Western juniper, though, wasn’t a known threat. Like pine needles, juniper branches aren’t a normal part of cows’ diet, though cows will munch on them if there’s nothing better to eat. And sometimes, in the winter, there might not be. But Welch and his colleagues decided to look into this new hunch. First, they found that western juniper contained isocupressic acid, the same compound that was so dangerous to cows in pine needles.
Then, they started monitoring six pregnant heifers, and when the cows reached day 250 of their pregnancies, dosing them daily with ground up juniper bark. Within five days, two of the cows had aborted.
It’s not just ponderosa pine and juniper that contain isocupressic acid, either. USDA researchers have analyzed 30 to 40 trees that have this compound, Welch says. If a cow eats enough of these plants in the last trimester of a pregnancy, there’s a chance she will abort. And with the next pregnancy, she might make the same mistake. With these kind of compounds, especially with pine needles and juniper, there’s no adverse effect on the mother, says Welch. And so they never learn not to eat them.
In Oregon, juniper is now The Enemy. “There isn’t a natural resource professional in Baker County who doesn’t want to get juniper out,” the state Department of Fish and Wildlife wrote in a newsletter recently. Ranchers willingly go after it with chainsaws. The Bureau of Land Management has tried to systematically thin it. There’s even an alliance among different factions of humans to fight back against it.
This is a bad turn in humankind’s relationship with juniper trees, which likely goes back millennia. Western juniper is just one of a dozen species of juniper; they live all across the northern hemisphere, in Asia, Russia, Europe, and North America. One type of juniper skirts down the eastern coast of Africa. They live among limestone and sandstone, down at sea level and up high on mountains. Their cones are fleshy, blue-colored, and often called “berries,” even if, technically, they’re an entirely different mechanism for reproduction.
At times, humans have enjoyed the presence of juniper. They make good wood and beautiful bonsai trees; in one Grimm fairy tale, a murdered boy is buried beneath a juniper tree, where he’s transformed into a bird and exacts revenge on his killer. Juniper berries, most famously, are the key ingredient to gin.
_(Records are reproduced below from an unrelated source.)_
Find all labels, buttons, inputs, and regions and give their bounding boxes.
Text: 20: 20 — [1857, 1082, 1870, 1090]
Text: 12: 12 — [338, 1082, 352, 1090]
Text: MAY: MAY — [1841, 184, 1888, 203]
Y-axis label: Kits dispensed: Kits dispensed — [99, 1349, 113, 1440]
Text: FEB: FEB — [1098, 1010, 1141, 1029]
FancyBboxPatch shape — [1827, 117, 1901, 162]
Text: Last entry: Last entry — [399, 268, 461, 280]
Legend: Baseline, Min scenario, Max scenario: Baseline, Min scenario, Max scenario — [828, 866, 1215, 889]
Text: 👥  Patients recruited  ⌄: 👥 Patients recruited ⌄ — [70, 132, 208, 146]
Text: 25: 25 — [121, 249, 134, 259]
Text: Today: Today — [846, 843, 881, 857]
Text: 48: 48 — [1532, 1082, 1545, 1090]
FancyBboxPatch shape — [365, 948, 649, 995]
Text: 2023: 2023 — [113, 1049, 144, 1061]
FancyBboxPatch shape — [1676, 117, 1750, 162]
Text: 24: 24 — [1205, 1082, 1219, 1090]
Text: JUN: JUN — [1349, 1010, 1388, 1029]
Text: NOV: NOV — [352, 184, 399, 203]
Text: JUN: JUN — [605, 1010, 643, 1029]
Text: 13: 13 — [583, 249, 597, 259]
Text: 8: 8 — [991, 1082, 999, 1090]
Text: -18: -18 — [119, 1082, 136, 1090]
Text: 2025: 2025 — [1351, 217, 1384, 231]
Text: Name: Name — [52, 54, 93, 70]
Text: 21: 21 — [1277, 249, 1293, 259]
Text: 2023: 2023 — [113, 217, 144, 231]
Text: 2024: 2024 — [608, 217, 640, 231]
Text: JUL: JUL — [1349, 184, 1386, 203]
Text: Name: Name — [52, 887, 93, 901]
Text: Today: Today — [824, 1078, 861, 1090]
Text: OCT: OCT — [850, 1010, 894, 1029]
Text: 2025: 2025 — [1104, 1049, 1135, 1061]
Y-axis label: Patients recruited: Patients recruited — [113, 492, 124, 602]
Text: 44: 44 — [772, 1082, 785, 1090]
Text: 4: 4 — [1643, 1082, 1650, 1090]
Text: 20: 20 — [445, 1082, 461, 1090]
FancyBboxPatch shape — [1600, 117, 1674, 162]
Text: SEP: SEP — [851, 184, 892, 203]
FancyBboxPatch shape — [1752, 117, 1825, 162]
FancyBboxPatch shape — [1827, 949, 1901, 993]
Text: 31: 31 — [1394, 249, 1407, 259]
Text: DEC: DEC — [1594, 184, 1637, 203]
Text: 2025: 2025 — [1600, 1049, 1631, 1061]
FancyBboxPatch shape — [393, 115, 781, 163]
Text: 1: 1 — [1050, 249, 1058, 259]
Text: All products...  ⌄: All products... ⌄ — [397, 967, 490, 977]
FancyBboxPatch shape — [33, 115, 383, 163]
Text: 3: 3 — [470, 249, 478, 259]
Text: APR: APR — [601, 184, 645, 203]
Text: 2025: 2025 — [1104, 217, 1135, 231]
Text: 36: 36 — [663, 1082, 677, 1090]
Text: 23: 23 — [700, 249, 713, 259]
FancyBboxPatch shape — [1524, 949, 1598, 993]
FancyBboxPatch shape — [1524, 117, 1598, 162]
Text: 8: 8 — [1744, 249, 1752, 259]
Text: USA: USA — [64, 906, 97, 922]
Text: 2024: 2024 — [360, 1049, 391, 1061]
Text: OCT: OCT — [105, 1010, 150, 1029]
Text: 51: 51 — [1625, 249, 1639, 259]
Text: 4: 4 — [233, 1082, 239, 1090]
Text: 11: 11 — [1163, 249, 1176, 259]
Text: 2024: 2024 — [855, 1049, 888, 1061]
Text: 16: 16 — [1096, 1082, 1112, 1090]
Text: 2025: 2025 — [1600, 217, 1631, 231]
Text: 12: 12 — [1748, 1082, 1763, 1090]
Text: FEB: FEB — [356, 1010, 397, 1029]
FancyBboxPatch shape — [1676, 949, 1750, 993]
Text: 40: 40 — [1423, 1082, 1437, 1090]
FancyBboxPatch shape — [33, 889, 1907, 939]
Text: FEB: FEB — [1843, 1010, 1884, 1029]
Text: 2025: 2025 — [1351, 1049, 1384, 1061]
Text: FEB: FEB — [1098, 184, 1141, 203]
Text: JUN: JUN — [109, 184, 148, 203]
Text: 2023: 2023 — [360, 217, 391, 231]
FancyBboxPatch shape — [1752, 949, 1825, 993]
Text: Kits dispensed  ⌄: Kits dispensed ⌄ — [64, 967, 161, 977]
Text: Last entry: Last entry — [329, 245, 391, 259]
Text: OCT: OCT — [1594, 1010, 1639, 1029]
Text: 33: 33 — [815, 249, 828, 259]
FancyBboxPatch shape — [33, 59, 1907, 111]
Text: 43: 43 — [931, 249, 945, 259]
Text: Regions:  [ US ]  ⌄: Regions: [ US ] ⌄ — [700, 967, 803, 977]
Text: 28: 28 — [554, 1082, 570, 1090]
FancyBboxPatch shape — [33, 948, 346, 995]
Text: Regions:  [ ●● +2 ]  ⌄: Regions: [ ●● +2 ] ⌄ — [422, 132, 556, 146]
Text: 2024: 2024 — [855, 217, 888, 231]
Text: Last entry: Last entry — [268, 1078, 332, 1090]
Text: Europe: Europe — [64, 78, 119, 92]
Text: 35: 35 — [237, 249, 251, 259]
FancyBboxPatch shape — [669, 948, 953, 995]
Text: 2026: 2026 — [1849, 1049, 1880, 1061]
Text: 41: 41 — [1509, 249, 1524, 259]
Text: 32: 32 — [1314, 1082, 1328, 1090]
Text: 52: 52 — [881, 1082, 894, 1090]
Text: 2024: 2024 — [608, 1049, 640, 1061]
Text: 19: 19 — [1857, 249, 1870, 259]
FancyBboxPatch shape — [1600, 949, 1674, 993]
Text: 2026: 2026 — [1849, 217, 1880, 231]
And, according to the Encyclopedia of Folk Medicine, juniper is also “one of the few plants that we know was almost universally used for abortion.”
Long before modern contraception, women across the world sought out ways to prevent pregnancies or end existing ones. And just as they can cause herd animals to terminate pregnancies, a whole slew of plants—clover, willows, alfafa, fennel, pennyroyal—can cause humans to abort, too. (“Morning” sickness may be an adaptive response to avoiding such threats.) Some of these birth control methods were administered orally; some were poultices that had to be applied vaginally.
They weren’t always as effective as modern abortifacients, but modern research has shown that at least some of these plants can disrupt human reproductive cycles. And among them, juniper had a reputation for effectiveness: in some places, it was called “bastard killer.”
The best defense that people have to protect ourselves and our cows is to keep away from juniper. That’s what ranchers have tried to do, and to some extent, it’s worked. But these plants do have a secret power over mammals like us. They can’t take a hacksaw to humans, as we do to them, but they will keep us from reproducing, given the opportunity.
After all, there’s only room for so many cows, people and juniper trees in this world.